- Cover art by Michael Mendheim
- Developer: Radioactive Software
- Publisher: Atari Corporation
- Designer: Peter Adams
- Programmer: Peter Adams
- Artist: Les Pardew
- Writer: Tammy Moore
- Composer: Paul Webb.
- Platform: Atari 7800
- Release: NA: 1990;
- Genre: Action-adventure
- Mode: Single-player

= Midnight Mutants =

1990 video game

Midnight Mutants is an action-adventure game for the Atari 7800 ProSystem, developed by Radioactive Software and published by Atari Corporation in 1990. It features a likeness of Al Lewis, dressed as Grandpa Munster, playing the role of "Grampa". The game, along with Sentinel, was one of the last releases by Atari for the Atari 7800.

As with similar games of that era, Midnight Mutants features a large in-game environment with many locations, a background musical soundtrack, battles against boss enemies and an animated introduction.

== Plot ==
On Halloween night in 1992 young Jimmy Harkman's grandfather (known as "Grampa") has been imprisoned inside of a pumpkin by a resurrected villain named Dr. Evil, who is taking revenge for being burned at the stake as a witch by their ancestor Johnathon Harkman on Halloween night in 1747.

Jimmy then heads on a Halloween quest to free his grandfather. With Doctor Evil on the loose, Jimmy finds the countryside has become inhabited by scary creatures such as zombies and werewolves that can injure him physically and also make his blood impure. Fortunately, even though Grampa is trapped in pumpkin form, he is available to give Jimmy advice on occasion with the push of a button. Along the way, Jimmy can collect weapons and items that will help him in his quest to defeat evil creatures, giant bosses and ultimately Dr. Evil himself.

== Gameplay ==

Confronting the undead at the graveyard

Midnight Mutants is a scrolling action-adventure game with a horror theme. It is displayed from a pseudo-isometric viewpoint and features a completely free-roaming world design.

In his quest to save Grampa, Jimmy travels across the countryside, exploring an old haunted mansion, a secret laboratory, caverns, a haunted forest, a pumpkin patch, a haunted graveyard, an old shipwreck, among other locations.

Initially, Jimmy is powerless to fight the evil that faces him and must rely on his wits and grandpa's advice in order to stay alive.
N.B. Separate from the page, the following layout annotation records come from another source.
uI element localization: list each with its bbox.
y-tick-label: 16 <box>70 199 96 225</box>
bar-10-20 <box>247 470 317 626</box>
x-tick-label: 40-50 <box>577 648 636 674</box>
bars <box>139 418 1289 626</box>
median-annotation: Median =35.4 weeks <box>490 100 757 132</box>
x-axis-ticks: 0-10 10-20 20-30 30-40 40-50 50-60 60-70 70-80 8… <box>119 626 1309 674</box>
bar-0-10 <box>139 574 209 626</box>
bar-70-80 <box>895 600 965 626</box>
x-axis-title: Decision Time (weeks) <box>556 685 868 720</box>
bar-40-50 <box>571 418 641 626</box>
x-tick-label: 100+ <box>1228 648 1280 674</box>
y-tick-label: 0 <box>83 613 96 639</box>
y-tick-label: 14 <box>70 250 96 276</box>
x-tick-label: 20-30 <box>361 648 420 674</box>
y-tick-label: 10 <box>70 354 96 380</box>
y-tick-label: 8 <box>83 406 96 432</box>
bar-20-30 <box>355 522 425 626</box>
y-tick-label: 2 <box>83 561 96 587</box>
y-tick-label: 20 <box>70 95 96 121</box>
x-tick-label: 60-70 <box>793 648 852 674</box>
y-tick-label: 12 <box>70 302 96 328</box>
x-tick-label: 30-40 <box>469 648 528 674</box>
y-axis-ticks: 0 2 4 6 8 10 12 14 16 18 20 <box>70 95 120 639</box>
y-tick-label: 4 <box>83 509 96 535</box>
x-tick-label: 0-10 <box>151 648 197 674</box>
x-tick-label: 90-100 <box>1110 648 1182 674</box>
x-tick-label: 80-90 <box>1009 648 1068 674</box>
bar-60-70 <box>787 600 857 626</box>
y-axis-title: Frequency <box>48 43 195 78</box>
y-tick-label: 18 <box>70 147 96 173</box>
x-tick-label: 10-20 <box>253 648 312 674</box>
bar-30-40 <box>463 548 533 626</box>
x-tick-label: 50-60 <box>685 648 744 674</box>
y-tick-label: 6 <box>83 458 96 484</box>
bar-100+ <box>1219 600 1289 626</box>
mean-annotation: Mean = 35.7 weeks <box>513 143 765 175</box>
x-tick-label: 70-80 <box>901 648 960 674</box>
Contact with the creatures roaming about will either cause him physical injury or make his blood lose its purity, both of which will prove fatal if he's not careful. As the game progresses, he locates various weapons of increasing power, health power-ups and other useful items that make it possible to defeat the minions of evil. Key parts of the game culminate in battles against giant boss creatures that take up most of the screen.

== Development ==
Midnight Mutants was developed by Radioactive Software, a team consisting of programmer and designer Peter Adams; writer Tammy Moore; artist Les Pardew; and composer Paul Webb. Former Atari programmer Chuck Peavey told Retro Gamer that while he worked an unreleased 7800 adaptation of the 1984 film Missing in Action, his boss, Adams, was working on another game titled Grandpa's Attic, centered around Grandpa Munster from the sitcom The Munsters. Peavey alleged it was cancelled due to poor quality. The cover for Midnight Mutants, as well as its in-game graphics, feature actor Al Lewis as this character, whom he portrayed in the show. Neither the actor nor the show are credited or mentioned within the game or within its packaging. According to the Game Developers Research Institute, both this cover and that of the 1989 Nintendo Entertainment System game Fester's Quest were done by Michael Mendheim. Hidden in the code for Midnight Mutants is a secret, misspelled message stating, "IT'S A WONDER PETER EVER GOT THIS PROGRAM BEDUGGED!"

== Reception ==
In a retrospective review, Atari 7800 Forever gave the game a 4.5 out of 5, praising the humor, the approachable in-game menus and the excellent boss battles. IGN listed it as the third-best 7800 game, citing "some real longevity" due to its large map "as well as just solid exploration gameplay." Retro Gamer attributed its late release as the reason for being one of the most advanced games for the 7800, allowing it to rival its console contemporaries. It summarized, "This isometric arcade adventure has a spooky Halloween-based plot, which is told by an impressive animated intro, and a huge map that will have you playing right into the midnight hours."